I wish the Democrats would give similar weight to the ACLU or similar organizations. Maybe this is why people say organizing Democrats is like herding cats.




The Communications Decency Act, DMCA, and Clipper Chip were all Democratic initiatives, too.


The CDA vote:

  Democrats: 30-16 in favor
  Republicans: 51-2 in favor (1 not voting)
Neither party looks good in that vote, but one party looks like it lacked even a significant principled minority...

The DMCA was a Republican initiative legislatively, but passed on an unopposed voice vote and was of course signed by Clinton. Cosponsored by 7 Republicans and 3 Democrats; drafted by the office of Howard Coble (R-NC), who also pushed it through the committee he chaired.

If you want to assign blame by overall party control, both laws, along with the Sonny Bono Copyright Extension Act, were passed by a split government, with Republicans controlling both houses of Congress, and Democrats controlling the Presidency. So I guess they're "bipartisan achievements", for which we can thank the 1996-1998 "dream team" of Bill Clinton, Newt Gingrich, and Trent Lott, who set an inspiring example in pushing through so much major legislation rather than letting themselves be mired in partisan gridlock.


In post-SOPA/PIPA follow-through, Calfornians should write Dianne Feinstein's office (no written statement, no co-sponsor movement) and mention her upcoming reelection bid next November. If she doesn't get with the program, perhaps a vigorous primary challenge is needed.


Don't underestimate hollywood money's effectiveness with california congresspeople.


She is the absolute worst offender with almost six hundred thousand in donations. It's a sick society in which corporations have such an influence on politics. They should only be allowed to donate as much as the average person can afford to donate. The average person in America makes about 40k so that means not much.


Yes, Hollywood money, and the entertainment industry unions, which are well-organized.


Traditionally, Hollywood (run by angry liberals) and the Republican Party are hostile, so this shift is more of politics reverting to the mean. The main reason GOP members were on SOPA was the support of Nashville and the NFL.

This shift is a very positive development, it means the bill is becoming impossible to pass in a Republican House (and where GOP Rep. Lamar Smith has discredited himself by leading fellow Republicans into the SOPA morass).


There's no real hostility between Hollywood the industry and the Republicans, just Hollywood the media spectacle. High-profile actors tend to be more liberal, but the Hollywood executives (the ones who actually "run" it) are typically moderate business-conservative type people, the same as most other places in big business. In fact they literally are the same people due to CEO churn, and definitely from the same social circles; e.g. NBC Universal's CEO was formerly Comcast's CEO, and is a personal friend of JPMorgan Chase's CEO.

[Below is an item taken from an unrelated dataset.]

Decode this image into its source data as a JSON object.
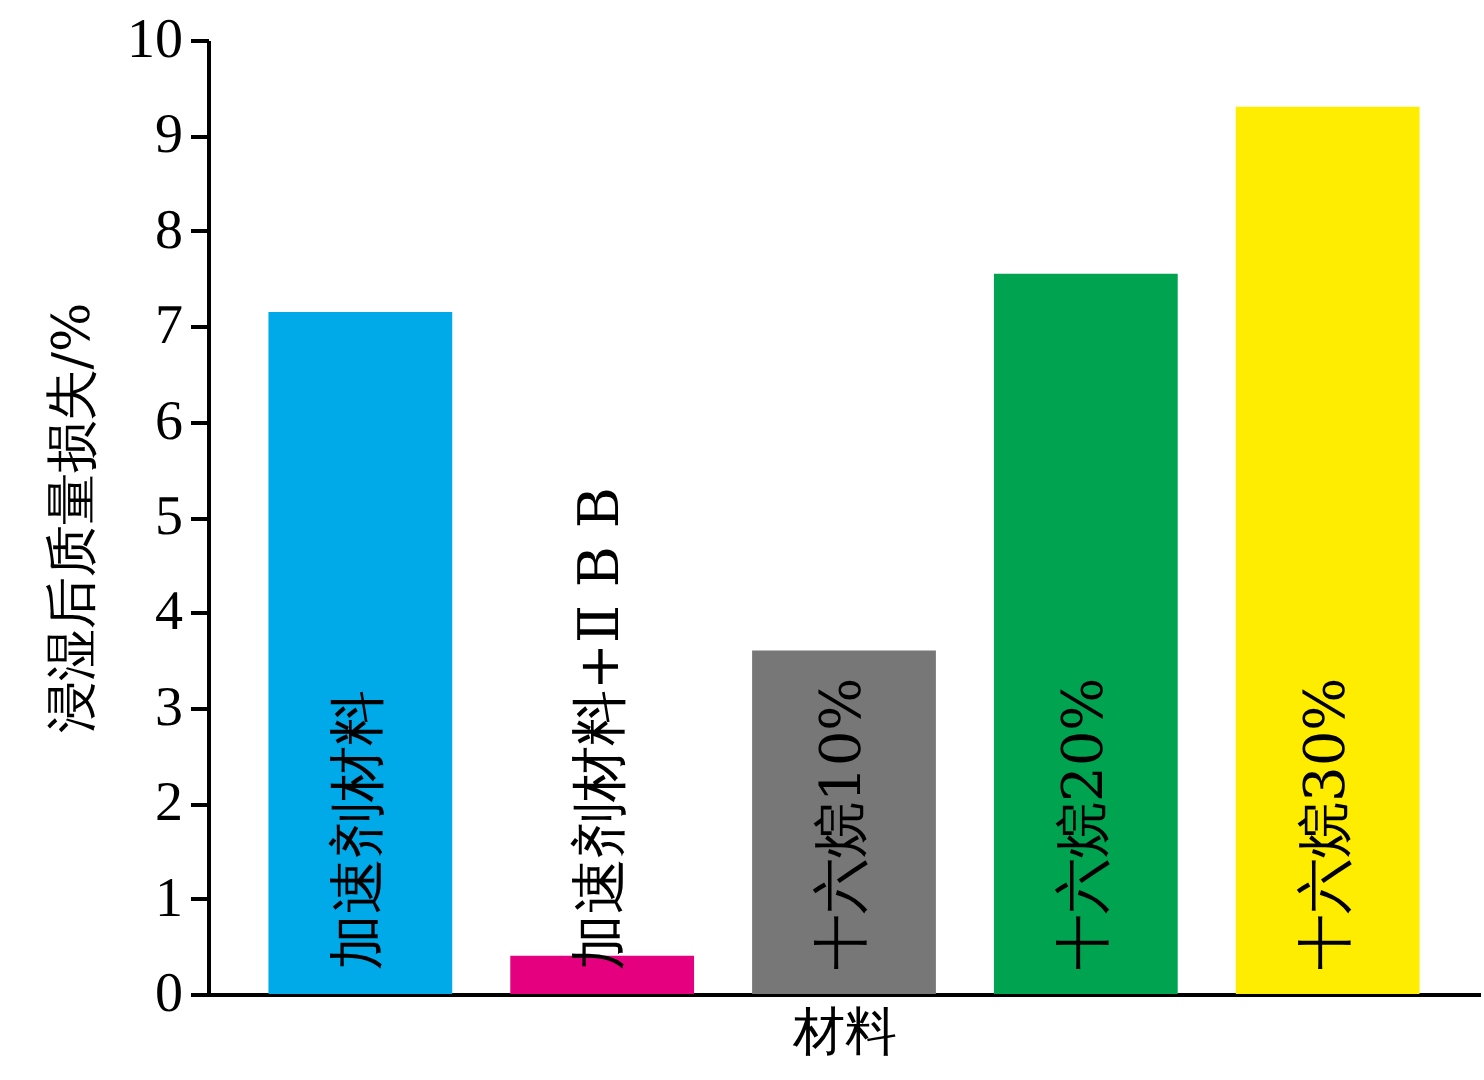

The RIAA types are even more welcome in the Republican Party traditionally, due in part to Nashville as you mentioned, and in part due to the significant influence of first Sonny Bono and now his widow Mary in Congress.

If this is a regression to the mean, when was the mean ever in effect? In the 1980s, Ronald Reagan maintained strong ties with Hollywood (even with people like Lew Wasserman who were active in the Democratic Party) and promoted their interests; in the 1990s, the GOP led the charge for the DMCA and Sonny Bono Copyright Extension Act. Arguably there was strong hostility in the 1950s-70s, when Joseph McCarthy thought Hollywood was full of Communists, and Nixon complained about it being controlled by Jewish Democrats, but that was a while ago, and for reasons (paranoia about Jews and Communists) that hopefully aren't going to recur.